Personal Stakes & Batman’s Moral Code
The stakes are often ridiculously high in comic book movies, and this is something Suicide Squad director/writer David Ayer has criticized. If inspired by Jason Todd’s reemergence, the story would be all about morality and taking a good look at Batman’s psyche. Batman isn’t saving the city from being destroyed; he’s facing his past and being forced to question how he operates. Batman is almost always able to save the day and he’s a man with very few flaws, but having to deal with one of his greatest failures – one which could be the reason he decided to hang up his cape and cowl in the DCEU – offers a humanizing approach to the immensely talented hero.

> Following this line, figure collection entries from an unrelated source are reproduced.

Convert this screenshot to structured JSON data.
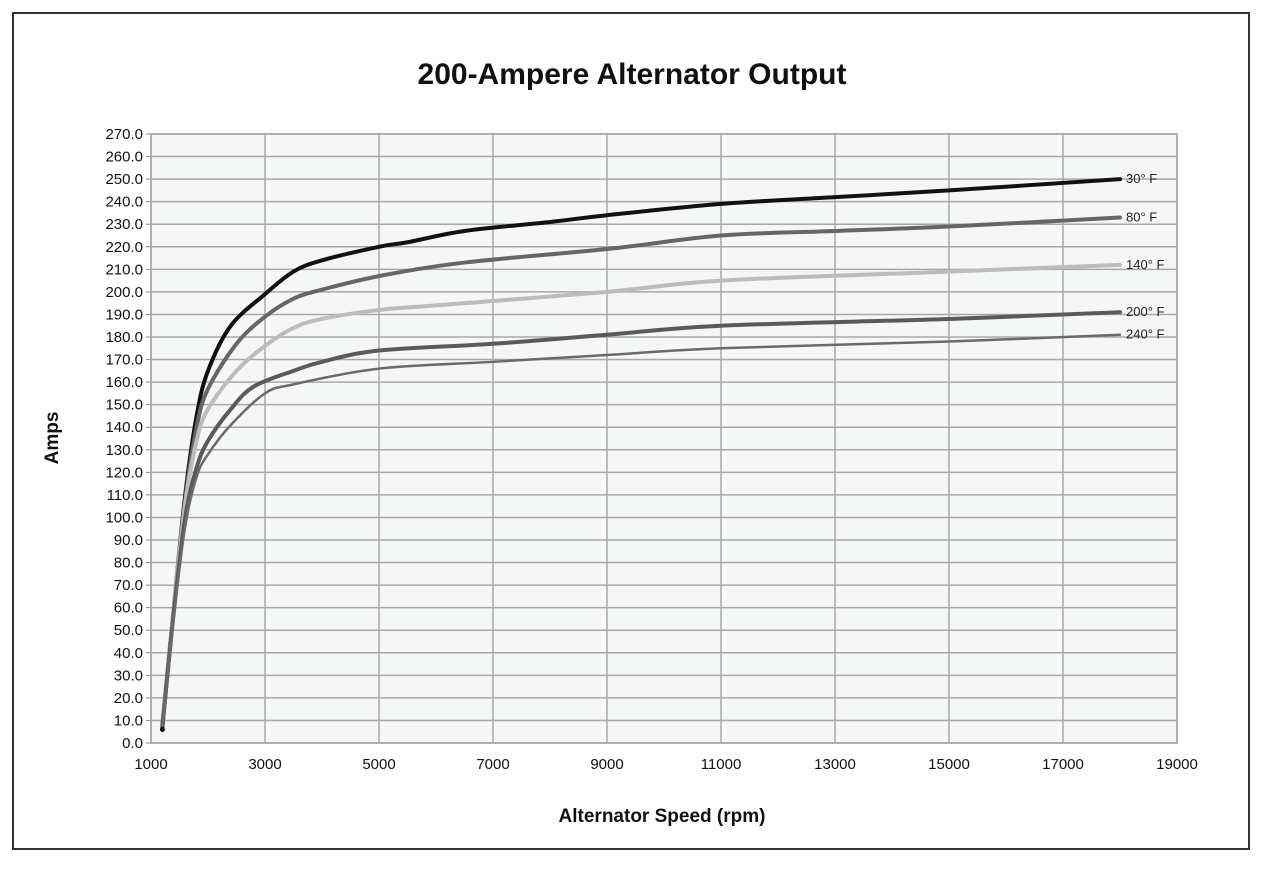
{
  "chart_data": {
    "type": "line",
    "title": "200-Ampere Alternator Output",
    "xlabel": "Alternator Speed (rpm)",
    "ylabel": "Amps",
    "xlim": [
      1000,
      19000
    ],
    "ylim": [
      0,
      270
    ],
    "xticks": [
      1000,
      3000,
      5000,
      7000,
      9000,
      11000,
      13000,
      15000,
      17000,
      19000
    ],
    "yticks": [
      0,
      10,
      20,
      30,
      40,
      50,
      60,
      70,
      80,
      90,
      100,
      110,
      120,
      130,
      140,
      150,
      160,
      170,
      180,
      190,
      200,
      210,
      220,
      230,
      240,
      250,
      260,
      270
    ],
    "grid": true,
    "legend": "inline labels at right end of each line",
    "series": [
      {
        "name": "30° F",
        "color": "#111111",
        "width": 4,
        "points": [
          [
            1200,
            7
          ],
          [
            1400,
            60
          ],
          [
            1600,
            110
          ],
          [
            1800,
            145
          ],
          [
            2000,
            165
          ],
          [
            2400,
            185
          ],
          [
            3000,
            199
          ],
          [
            3500,
            209
          ],
          [
            4000,
            214
          ],
          [
            5000,
            220
          ],
          [
            5500,
            222
          ],
          [
            6500,
            227
          ],
          [
            8000,
            231
          ],
          [
            9000,
            234
          ],
          [
            11000,
            239
          ],
          [
            13000,
            242
          ],
          [
            15000,
            245
          ],
          [
            18000,
            250
          ]
        ]
      },
      {
        "name": "80° F",
        "color": "#666666",
        "width": 4,
        "points": [
          [
            1200,
            8
          ],
          [
            1400,
            60
          ],
          [
            1600,
            108
          ],
          [
            1800,
            140
          ],
          [
            2000,
            157
          ],
          [
            2500,
            177
          ],
          [
            3000,
            189
          ],
          [
            3500,
            197
          ],
          [
            4000,
            201
          ],
          [
            5000,
            207
          ],
          [
            6500,
            213
          ],
          [
            9000,
            219
          ],
          [
            11000,
            225
          ],
          [
            13000,
            227
          ],
          [
            15000,
            229
          ],
          [
            18000,
            233
          ]
        ]
      },
      {
        "name": "140° F",
        "color": "#bcbcbc",
        "width": 4,
        "points": [
          [
            1200,
            8
          ],
          [
            1400,
            60
          ],
          [
            1600,
            106
          ],
          [
            1800,
            134
          ],
          [
            2000,
            148
          ],
          [
            2500,
            165
          ],
          [
            3000,
            176
          ],
          [
            3500,
            184
          ],
          [
            4000,
            188
          ],
          [
            5000,
            192
          ],
          [
            6000,
            194
          ],
          [
            9000,
            200
          ],
          [
            11000,
            205
          ],
          [
            15000,
            209
          ],
          [
            18000,
            212
          ]
        ]
      },
      {
        "name": "200° F",
        "color": "#5a5a5a",
        "width": 4,
        "points": [
          [
            1200,
            8
          ],
          [
            1400,
            58
          ],
          [
            1600,
            100
          ],
          [
            1800,
            122
          ],
          [
            2000,
            134
          ],
          [
            2400,
            148
          ],
          [
            2800,
            158
          ],
          [
            3500,
            165
          ],
          [
            4000,
            169
          ],
          [
            5000,
            174
          ],
          [
            7000,
            177
          ],
          [
            9000,
            181
          ],
          [
            11000,
            185
          ],
          [
            15000,
            188
          ],
          [
            18000,
            191
          ]
        ]
      },
      {
        "name": "240° F",
        "color": "#6a6a6a",
        "width": 2.5,
        "points": [
          [
            1200,
            8
          ],
          [
            1400,
            56
          ],
          [
            1600,
            96
          ],
          [
            1800,
            118
          ],
          [
            2000,
            128
          ],
          [
            2400,
            141
          ],
          [
            3000,
            155
          ],
          [
            3500,
            159
          ],
          [
            5000,
            166
          ],
          [
            7000,
            169
          ],
          [
            9000,
            172
          ],
          [
            11000,
            175
          ],
          [
            15000,
            178
          ],
          [
            18000,
            181
          ]
        ]
      }
    ]
  }
}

Batman refusing to kill his extremely dangerous enemies can seem impractical to some, so why does he stand so confidently by his belief that he can’t kill his villains? After all of his years of fighting crime, what has he really accomplished? Could Red Hood, a character willing to slaughter his opponents, do a better job protecting Gotham’s citizens from the twisted scum that populates the city? These questions are front and center in the story, and it explains that Batman doesn’t think killing is the hard choice… he thinks it would be too easy to do, and it’s a method that he wouldn’t be able to stop using. If he can justify killing Joker, who could he justify killing next? How much damage must someone do before Batman thinks it’s okay for him to put the criminal down, once and for all?
Does Batman still hold onto this belief in the DCEU, though? The trailer shows Ben Affleck’s Batman, in desert garb, snapping a soldier’s neck, but an action figure hints at that scene being a nightmare. There also appears to be a scene, in the Batman V Superman teaser, of Batman’s plane shooting at and in the process potentially killing gunmen – but if Lex Luthor is manipulating the two heroes, could he be using a drone to make Superman believe Batman’s a killer?

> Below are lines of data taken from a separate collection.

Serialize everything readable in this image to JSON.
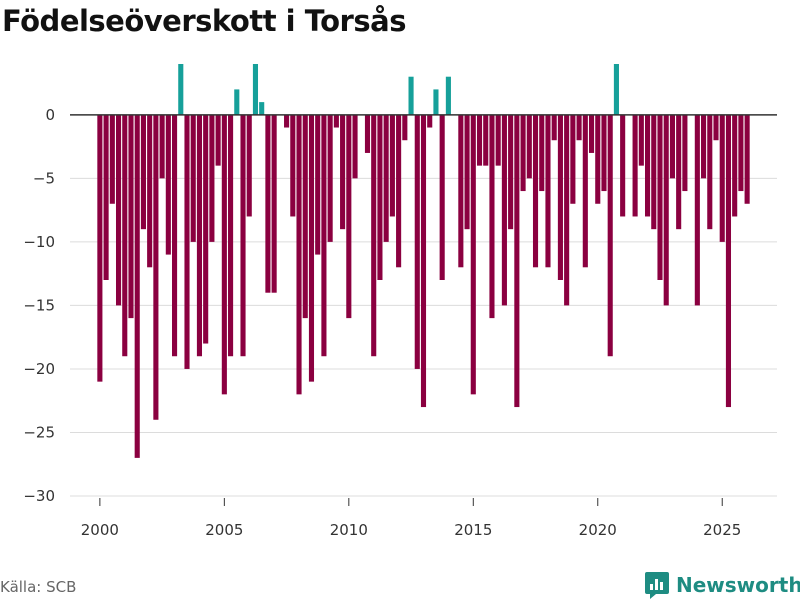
{
  "title": "Födelseöverskott i Torsås",
  "source": "Källa: SCB",
  "brand": "Newsworthy",
  "colors": {
    "negative": "#8b0040",
    "positive": "#16a09a",
    "grid": "#dcdcdc",
    "zero": "#333333",
    "brand": "#1e8c82"
  },
  "chart_data": {
    "type": "bar",
    "title": "Födelseöverskott i Torsås",
    "xlabel": "",
    "ylabel": "",
    "frequency": "quarterly",
    "x_start": 2000.0,
    "x_step": 0.25,
    "xlim": [
      1998.8,
      2027.2
    ],
    "ylim": [
      -30,
      4
    ],
    "x_ticks": [
      2000,
      2005,
      2010,
      2015,
      2020,
      2025
    ],
    "y_ticks": [
      0,
      -5,
      -10,
      -15,
      -20,
      -25,
      -30
    ],
    "values": [
      -21,
      -13,
      -7,
      -15,
      -19,
      -16,
      -27,
      -9,
      -12,
      -24,
      -5,
      -11,
      -19,
      4,
      -20,
      -10,
      -19,
      -18,
      -10,
      -4,
      -22,
      -19,
      2,
      -19,
      -8,
      4,
      1,
      -14,
      -14,
      0,
      -1,
      -8,
      -22,
      -16,
      -21,
      -11,
      -19,
      -10,
      -1,
      -9,
      -16,
      -5,
      0,
      -3,
      -19,
      -13,
      -10,
      -8,
      -12,
      -2,
      3,
      -20,
      -23,
      -1,
      2,
      -13,
      3,
      0,
      -12,
      -9,
      -22,
      -4,
      -4,
      -16,
      -4,
      -15,
      -9,
      -23,
      -6,
      -5,
      -12,
      -6,
      -12,
      -2,
      -13,
      -15,
      -7,
      -2,
      -12,
      -3,
      -7,
      -6,
      -19,
      4,
      -8,
      0,
      -8,
      -4,
      -8,
      -9,
      -13,
      -15,
      -5,
      -9,
      -6,
      0,
      -15,
      -5,
      -9,
      -2,
      -10,
      -23,
      -8,
      -6,
      -7
    ]
  }
}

In short, WB/DC making their version of Batman one who isn’t strongly against killing can’t be ruled out just yet. Still, making Affleck’s Batman a man who is willing to severely hurt but not kill his enemies would bring about a conflict with Jason Todd that’s far more compelling and remains truer to the comics.
Keep in mind, Batman’s solo movie being inspired by Red Hood’s story is just a rumor at this point. If it does happen, it may be loosely based on Winick’s story from 2005, or it may show it a lot of love, like how Batman v Superman is including a lot of nods to Frank Miller’s The Dark Knight Returns limited series.
Comic book movies almost always make significant changes from the source material, but Winick’s story is able to successfully look forward and backwards – while also being full of engrossing drama, interesting character insight, exciting fights, and plenty of nods to a much, much larger world. If DC and WB can deliver those key elements, Batman’s solo movie is sure to be memorable. If you don’t believe us, do yourself a favor and watch the animated movie.
Batman V Superman: Dawn of Justice opens on March 25, 2016, followed by Suicide Squad on August 5, 2016; Wonder Woman on June 23, 2017; Justice League Part One on November 17, 2017; The Flash on March 23, 2018; Aquaman on July 27, 2018; Shazam on April 5, 2019; Justice League Part Two on June 14, 2019; Cyborg on April 3, 2020; and Green Lantern on June 19, 2020. The Superman and Batman solo films have release dates TBD.